I don't believe spitting is always "positive" during sex. Many people who are kinky enjoy engaging in that activity, but for those who aren't kinky/not into that particular kink it would be a negative experience. What others say on the internet doesn't mean it holds true for you; if you felt degraded in an unpleasant way then that experience is valid, and it's something that should be talked about, should you desire to continue to have any sort of relationship with this guy.

It's obvious a clear miscommunication happened. He made some very incorrect assumptions about what you would enjoy. In the kink world, we do believe it's important to sit down before an encounter and talk about desires, limits, safe words, and safety. We negotiate so that everyone involved in the experience has the best chance of having a good time. It's not foolproof but it helps a lot more than just going into an encounter without having talked about anything; that's how consent violations happen. Most people outside of the kink world don't tend to take as many precautions about sexual encounters as we do, but it's still not a bad idea to take that approach.

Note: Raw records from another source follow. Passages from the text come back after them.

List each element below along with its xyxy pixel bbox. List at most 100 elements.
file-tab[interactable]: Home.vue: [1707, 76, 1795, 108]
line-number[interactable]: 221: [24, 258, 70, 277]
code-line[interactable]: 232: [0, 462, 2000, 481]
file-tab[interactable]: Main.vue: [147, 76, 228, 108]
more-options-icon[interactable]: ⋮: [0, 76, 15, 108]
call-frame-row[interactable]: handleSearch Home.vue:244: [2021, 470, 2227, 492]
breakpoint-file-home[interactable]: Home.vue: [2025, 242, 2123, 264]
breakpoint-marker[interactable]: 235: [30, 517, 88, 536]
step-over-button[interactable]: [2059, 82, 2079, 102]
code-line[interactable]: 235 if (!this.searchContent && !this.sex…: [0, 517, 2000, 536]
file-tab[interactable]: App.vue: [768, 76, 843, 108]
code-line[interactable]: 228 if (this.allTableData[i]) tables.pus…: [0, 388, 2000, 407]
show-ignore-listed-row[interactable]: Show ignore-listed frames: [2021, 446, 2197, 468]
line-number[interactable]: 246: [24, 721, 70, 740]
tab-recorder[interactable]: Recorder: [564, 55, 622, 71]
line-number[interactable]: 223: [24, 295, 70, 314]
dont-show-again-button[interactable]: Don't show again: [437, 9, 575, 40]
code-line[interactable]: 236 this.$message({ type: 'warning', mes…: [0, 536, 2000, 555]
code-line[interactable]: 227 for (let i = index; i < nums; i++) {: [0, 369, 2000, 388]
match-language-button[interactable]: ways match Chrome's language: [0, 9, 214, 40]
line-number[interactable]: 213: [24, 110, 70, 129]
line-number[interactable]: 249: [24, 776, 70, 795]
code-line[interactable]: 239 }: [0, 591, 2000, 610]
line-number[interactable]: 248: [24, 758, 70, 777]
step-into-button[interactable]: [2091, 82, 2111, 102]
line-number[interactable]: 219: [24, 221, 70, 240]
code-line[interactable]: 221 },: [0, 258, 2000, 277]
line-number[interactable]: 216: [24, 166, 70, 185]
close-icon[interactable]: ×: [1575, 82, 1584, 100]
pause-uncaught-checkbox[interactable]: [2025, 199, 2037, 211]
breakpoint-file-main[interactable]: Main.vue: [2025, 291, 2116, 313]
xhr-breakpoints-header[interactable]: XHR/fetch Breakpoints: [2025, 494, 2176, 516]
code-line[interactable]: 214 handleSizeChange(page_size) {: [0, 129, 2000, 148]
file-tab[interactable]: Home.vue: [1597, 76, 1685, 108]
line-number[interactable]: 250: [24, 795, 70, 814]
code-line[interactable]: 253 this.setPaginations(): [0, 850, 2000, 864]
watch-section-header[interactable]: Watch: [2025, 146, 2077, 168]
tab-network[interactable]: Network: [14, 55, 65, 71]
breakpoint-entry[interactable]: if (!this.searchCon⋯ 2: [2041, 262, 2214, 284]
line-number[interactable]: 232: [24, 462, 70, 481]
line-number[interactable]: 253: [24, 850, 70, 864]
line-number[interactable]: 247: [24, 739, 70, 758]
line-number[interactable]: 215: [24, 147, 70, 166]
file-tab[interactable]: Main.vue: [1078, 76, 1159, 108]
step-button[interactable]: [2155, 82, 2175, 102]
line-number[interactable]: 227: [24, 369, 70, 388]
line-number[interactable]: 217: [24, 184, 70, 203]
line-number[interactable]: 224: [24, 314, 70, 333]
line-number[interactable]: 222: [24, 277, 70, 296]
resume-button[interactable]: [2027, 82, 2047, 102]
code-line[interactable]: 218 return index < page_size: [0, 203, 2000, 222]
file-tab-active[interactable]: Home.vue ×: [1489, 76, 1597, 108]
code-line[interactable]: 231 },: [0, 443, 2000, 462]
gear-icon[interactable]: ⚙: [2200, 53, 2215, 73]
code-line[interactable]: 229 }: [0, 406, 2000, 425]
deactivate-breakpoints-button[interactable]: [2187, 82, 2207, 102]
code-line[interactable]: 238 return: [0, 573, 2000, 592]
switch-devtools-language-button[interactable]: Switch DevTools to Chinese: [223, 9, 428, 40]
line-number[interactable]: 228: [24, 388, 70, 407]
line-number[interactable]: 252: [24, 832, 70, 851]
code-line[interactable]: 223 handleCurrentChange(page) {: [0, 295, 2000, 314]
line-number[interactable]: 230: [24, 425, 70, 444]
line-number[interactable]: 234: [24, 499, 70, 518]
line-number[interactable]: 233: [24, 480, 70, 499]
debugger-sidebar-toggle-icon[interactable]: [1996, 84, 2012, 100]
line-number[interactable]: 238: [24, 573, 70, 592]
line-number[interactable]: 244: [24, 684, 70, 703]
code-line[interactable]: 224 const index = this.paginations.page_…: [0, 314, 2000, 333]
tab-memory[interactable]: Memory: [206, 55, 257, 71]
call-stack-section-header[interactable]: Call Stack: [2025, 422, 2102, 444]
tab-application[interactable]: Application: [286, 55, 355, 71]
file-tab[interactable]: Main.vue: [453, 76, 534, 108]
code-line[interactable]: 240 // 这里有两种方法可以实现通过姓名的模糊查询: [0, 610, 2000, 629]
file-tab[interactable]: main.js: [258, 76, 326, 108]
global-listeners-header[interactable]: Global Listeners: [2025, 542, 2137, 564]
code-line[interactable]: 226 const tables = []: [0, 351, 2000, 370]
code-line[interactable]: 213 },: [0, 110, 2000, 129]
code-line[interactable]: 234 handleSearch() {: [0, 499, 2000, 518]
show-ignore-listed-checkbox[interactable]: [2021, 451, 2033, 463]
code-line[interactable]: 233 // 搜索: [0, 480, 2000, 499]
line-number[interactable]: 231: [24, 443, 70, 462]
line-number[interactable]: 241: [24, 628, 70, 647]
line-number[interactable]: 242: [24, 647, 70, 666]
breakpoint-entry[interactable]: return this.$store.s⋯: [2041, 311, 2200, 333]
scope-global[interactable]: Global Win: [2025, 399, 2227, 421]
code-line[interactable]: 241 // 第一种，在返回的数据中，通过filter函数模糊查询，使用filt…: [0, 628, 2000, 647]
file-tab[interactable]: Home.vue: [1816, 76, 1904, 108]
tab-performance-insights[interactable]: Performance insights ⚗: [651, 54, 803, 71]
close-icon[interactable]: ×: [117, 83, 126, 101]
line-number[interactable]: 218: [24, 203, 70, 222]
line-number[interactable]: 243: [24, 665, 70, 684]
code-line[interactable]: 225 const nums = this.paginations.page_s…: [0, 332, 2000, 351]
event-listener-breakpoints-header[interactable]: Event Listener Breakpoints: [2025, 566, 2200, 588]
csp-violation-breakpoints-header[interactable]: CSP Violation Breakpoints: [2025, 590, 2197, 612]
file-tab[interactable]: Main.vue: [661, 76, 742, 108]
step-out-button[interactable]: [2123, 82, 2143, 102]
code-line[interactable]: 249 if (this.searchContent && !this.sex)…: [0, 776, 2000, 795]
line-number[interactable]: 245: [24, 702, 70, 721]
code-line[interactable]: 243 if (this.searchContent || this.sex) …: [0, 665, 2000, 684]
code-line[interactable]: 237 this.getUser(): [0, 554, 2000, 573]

This is my personal belief alone, so you can take it or leave it, but if sexual limits aren't explicitly discussed beforehand and something isn't considered "standard" (i.e. not depicted in mainstream sexual culture, like spitting, for example), it needs to get talked about before it happens. Maybe he had a partner before who liked getting spit in the face, but that doesn't mean all his other partners will, and it's important to bring that to his attention. Hopefully he'll be open and receptive during that conversation. If he's not, it's probably best to move on.

Good luck, and PM me if you need anything else.